28. A driver of a car going 25.0 m/s suddenly notices a stop sign 40.0 m ahead. The braking deceleration rate of the car is 10.0 m/s2, but it takes the driver 0.75 s (reaction time) to get the brakes applied. (a) Determine if the car runs the stop sign. (b) Determine the maximum initial speed at which the car could be moving and manage to stop at the sign.
29. Under what circumstances
is the effect of air resistance negligible on a falling object?
i.e. When is the use of g = 9.80 m/s2 most valid?
30. One rock is dropped from a cliff, a second rock is thrown downward. When they reach the bottom, which rock has a greater speed? Which has a greater acceleration? Which reaches the ground in the least amount of time?
31. A stone is dropped into a very deep hole in the ground and it hits the bottom after falling for 2.80 s. (a) How deep is the hole? (b) What is the impact velocity of the stone?
32. Suppose a person drops
20.0 m (about 5 floors) from a burning building and onto an air bag. (a) What
will be the person's maximum speed during their fall?
(b) Repeat for a drop of 40.0 m.
33. A ball is thrown upward with an initial speed of 15.0 m/s. (a) Find the maximum height attained by the ball. (b) How much time does it take to reach the maximum height? How much time does it take to fall back down? (c) What is the ball's velocity when it reaches its initial position?

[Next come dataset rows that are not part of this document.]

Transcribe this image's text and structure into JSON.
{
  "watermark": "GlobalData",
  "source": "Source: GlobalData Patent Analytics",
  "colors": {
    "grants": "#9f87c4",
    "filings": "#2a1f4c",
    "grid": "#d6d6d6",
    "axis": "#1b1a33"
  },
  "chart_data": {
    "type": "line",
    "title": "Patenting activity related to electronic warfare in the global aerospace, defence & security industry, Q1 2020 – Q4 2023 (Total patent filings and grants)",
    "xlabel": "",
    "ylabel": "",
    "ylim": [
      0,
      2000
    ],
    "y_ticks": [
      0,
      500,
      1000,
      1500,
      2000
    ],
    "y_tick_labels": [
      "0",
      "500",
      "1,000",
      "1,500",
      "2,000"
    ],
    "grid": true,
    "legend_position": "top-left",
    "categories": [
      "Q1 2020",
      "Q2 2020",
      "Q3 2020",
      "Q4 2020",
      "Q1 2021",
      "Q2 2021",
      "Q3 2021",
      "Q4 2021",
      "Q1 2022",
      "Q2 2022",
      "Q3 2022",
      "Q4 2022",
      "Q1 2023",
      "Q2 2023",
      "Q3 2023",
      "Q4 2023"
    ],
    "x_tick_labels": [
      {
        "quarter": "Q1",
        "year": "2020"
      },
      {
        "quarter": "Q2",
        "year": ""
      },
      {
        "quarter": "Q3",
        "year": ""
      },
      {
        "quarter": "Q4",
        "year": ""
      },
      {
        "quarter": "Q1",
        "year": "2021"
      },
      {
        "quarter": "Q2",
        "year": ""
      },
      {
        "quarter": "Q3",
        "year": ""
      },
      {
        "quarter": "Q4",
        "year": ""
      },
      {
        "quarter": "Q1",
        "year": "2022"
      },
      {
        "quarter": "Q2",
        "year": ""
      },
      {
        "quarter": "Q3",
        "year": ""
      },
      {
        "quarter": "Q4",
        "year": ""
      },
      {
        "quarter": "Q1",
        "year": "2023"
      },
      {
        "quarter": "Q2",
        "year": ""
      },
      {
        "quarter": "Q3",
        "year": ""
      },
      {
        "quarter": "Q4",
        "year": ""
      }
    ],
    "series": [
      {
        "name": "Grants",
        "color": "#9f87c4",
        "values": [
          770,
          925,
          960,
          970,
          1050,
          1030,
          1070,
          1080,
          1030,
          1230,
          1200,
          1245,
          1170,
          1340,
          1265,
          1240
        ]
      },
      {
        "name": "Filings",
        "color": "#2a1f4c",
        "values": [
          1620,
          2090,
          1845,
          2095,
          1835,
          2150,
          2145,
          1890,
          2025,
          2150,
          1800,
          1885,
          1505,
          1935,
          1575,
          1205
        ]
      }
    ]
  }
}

34. A punter goofs and punts
the football straight up. The hang time (total time in the air) is
4.00 s. (a) What height does the ball reach? (b) What initial velocity in
miles per hour does the ball have?
35. A kangaroo jumps to a vertical height of 2.8 m. What is its total time in the air?
36. A juggler throws a beanbag straight up into the air with initial speed 6.00 m/s. The beanbag leaves the juggler's hand 1.50 m above the floor. The juggler fails to catch the beanbag as it falls to the floor. (a) How long is the beanbag in the air? (b) What is its impact speed?
37. Someone in a skyscraper drops an egg on the boss’s car. The boss is mad. He asks you to investigate. You discover that a running video camera in the building recorded the egg passing by a 20th floor full-length window that is 3.00 m from ceiling to floor. Reviewing the tape you notice it takes 0.20 s for the egg to pass the window. Each “story” or “floor” of the building is 4.00 m. (a) From how high above the top of the window was the egg dropped? (From which floor?) (b) With what speed did the egg hit the car’s roof? (which was level with the floor of the 1st floor)
38. As a part of a movie stunt a stunt man hangs from the bottom of an elevator that is rising at a steady rate of 1.10 m/s. The man lets go of the elevator and drops in freefall for 1.50 s before being caught by a rope that is attached to the bottom of the elevator. (a) Calculate the speed of the man at the instant he is caught by the rope. (b) How long is the rope? (c) How much closer to the ground is the man at the instant he is caught by the rope than he was at the instant he let go of the elevator?
39. A tennis ball is dropped from 1.20 m above the ground. It rebounds to a height of 1.00 m. (a) With what velocity does it hit the ground? (b) With what velocity does it leave the ground? (c) If the ball were in contact with the ground for 0.010 s find its acceleration while touching the ground. (i.e. the acceleration of the "bounce")
40. Choose and solve one
of the following problems from your book pp. 42 – 47:
Chapter 2, Problems 12, 21, 22, 26, 28, 30, 40, 47, 60, 62, 64, 68, or 70
41. Choose and solve another one of the problems listed above.